The tiny domestic shorthair’s body was cold to the touch, with its rear and hind legs sticking out of the machine, according to Gomez and a $3 million Bronx Supreme Court lawsuit she and her partner, Frank Gueits, filed.
“It was completely devastating,” she said. “I collapsed.”
She immediately called Gueits for help.
“Stephanie was very frantic, very upset and crying,” he said, recalling Sarabi’s body was so mutilated by the machine “she looked like she was in an L shape. It was really heartbreaking to see.”
The litter box, which retails for about $200, was a Christmas gift from Gomez’ mother and advertised as “remaining partially open at all times, with no complete enclosure that could entrap a pet,” according to the lawsuit, which names Pet Pivot, the California-based company which makes the Autoscooper 11, and Amazon, which sold the device.
“A catastrophic failure of the product’s safety mechanisms” led to Sarabi’s “long, painful death,” Gomez and Gueits said in court papers.
The same night, Gueits, 48, found an Amazon review of the Autoscooper 11 from a cat owner who claimed the littler box “nearly killed their cat,” but the review was later removed, the couple claimed.
Gomez’ mother got a full refund after Sarabi’s death and a handwritten letter from PetPivot CEO Poppy Xie, which lacked company letterhead or an address, offering condolences and $10,000, Gomez said in legal papers.
The couple believes “the $10,000 offer was an effort to quietly settle or suppress claims relating to the product’s fatal defect,” they contended.
Sarabi, who weighed less than 10 pounds, “was the sweetest little thing,” Gomez said.
“She was so wonderful, she was the friendliest kitty. She was . . . very talkative, and don’t leave your plate of food unattended,” Gomez laughed. “There’s not a day that goes by that I don’t mourn her.”
She rescued Sarabi more than a year earlier, after she heard the kitty crying on a rainy night outside her local laundromat, and followed the sound until she found the cat hiding under a van.

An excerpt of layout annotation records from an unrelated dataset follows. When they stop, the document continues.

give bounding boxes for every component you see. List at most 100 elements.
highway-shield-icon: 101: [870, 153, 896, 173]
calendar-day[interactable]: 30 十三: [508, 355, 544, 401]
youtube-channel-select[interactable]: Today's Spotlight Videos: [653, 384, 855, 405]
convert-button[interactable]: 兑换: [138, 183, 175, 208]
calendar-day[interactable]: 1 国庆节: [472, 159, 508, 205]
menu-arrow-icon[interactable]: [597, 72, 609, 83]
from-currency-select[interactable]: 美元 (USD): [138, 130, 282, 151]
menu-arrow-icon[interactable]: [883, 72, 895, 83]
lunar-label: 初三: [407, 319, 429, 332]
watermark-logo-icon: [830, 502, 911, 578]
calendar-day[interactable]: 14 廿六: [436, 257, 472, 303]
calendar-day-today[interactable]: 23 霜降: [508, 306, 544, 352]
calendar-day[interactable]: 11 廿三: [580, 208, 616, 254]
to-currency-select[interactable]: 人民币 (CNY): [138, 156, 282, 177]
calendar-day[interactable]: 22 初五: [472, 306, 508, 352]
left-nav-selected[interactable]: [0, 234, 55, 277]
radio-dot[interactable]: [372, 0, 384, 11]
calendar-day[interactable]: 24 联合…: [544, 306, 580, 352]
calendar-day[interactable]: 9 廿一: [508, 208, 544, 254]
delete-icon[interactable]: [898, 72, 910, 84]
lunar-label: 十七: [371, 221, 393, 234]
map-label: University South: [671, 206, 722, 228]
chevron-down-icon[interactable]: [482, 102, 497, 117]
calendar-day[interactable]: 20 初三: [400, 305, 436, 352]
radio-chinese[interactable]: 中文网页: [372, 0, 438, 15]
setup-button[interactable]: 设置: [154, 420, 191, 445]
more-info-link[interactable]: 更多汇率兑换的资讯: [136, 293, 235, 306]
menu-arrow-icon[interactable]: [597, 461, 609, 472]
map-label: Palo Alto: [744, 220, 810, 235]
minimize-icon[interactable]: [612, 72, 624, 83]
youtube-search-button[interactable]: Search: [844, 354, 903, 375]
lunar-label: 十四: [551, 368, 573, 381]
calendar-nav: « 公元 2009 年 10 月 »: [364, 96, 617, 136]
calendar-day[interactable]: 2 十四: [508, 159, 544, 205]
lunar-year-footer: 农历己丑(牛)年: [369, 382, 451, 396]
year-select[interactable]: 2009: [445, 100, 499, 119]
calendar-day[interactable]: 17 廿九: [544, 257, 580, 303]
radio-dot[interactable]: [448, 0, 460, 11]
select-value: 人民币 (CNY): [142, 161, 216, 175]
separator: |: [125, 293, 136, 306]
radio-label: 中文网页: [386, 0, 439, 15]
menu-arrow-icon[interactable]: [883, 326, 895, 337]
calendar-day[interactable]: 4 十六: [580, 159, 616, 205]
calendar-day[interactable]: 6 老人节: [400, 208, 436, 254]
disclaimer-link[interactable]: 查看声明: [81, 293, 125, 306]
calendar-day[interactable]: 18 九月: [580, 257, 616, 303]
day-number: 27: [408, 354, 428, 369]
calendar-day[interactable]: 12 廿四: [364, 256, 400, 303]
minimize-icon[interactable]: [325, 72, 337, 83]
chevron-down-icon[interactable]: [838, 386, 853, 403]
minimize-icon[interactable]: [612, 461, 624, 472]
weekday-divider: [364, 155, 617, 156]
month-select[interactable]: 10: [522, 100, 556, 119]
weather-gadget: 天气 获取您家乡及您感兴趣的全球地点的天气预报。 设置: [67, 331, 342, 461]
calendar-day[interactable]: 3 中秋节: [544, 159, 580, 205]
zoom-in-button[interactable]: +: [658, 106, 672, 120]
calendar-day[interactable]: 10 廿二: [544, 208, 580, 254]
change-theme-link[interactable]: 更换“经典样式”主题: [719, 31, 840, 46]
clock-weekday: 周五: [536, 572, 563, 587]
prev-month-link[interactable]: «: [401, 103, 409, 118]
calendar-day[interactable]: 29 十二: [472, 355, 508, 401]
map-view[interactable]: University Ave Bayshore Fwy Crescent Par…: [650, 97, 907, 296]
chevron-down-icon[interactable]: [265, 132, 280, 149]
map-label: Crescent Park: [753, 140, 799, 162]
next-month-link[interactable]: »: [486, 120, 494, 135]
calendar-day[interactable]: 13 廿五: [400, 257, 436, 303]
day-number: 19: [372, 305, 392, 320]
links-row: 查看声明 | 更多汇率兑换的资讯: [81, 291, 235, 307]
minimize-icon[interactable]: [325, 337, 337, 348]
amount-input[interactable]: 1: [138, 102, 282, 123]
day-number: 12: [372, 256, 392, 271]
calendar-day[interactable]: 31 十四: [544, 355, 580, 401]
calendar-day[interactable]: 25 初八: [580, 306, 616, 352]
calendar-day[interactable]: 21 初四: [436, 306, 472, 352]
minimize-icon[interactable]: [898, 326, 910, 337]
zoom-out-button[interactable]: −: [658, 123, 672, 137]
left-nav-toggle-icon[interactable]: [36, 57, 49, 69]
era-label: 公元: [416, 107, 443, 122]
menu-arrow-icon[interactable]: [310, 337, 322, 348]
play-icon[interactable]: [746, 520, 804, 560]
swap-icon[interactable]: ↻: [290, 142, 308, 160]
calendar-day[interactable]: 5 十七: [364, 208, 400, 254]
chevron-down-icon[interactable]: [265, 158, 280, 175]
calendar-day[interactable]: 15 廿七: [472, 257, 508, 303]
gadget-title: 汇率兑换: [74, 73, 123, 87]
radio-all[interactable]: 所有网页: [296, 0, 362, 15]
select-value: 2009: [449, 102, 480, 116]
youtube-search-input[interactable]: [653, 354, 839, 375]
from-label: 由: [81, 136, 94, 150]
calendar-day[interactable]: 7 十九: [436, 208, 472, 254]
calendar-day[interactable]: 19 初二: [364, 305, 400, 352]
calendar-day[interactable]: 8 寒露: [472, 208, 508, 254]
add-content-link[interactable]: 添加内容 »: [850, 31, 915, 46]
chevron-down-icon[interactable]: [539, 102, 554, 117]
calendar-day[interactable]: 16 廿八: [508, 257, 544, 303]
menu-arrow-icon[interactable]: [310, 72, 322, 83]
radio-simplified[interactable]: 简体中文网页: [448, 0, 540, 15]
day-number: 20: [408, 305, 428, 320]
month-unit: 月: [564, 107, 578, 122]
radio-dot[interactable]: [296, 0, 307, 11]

She named the grey striped feline after a character in Disney’s “The Lion King.”
Sebastian has been devastated by the loss, with Gomez hand-feeding him for weeks afterward.
“To this day, Sebastian sleeps on the spot where the Autoscooper had killed Sarabi,” according to the lawsuit.
“I will never trust an automated machine again,” Gomez said. “I don’t want this to happen to anyone else.”
Amazon and Pet Pivot did not immediately respond to requests for comment.
The device is still being sold — and advertised as safe, said Peggy Collen, the attorney representing Gomez and Gueits.
“Sarabi’s death was not an accident,” Collen said. “If this happened to Sarabi, it could happen to any cat.”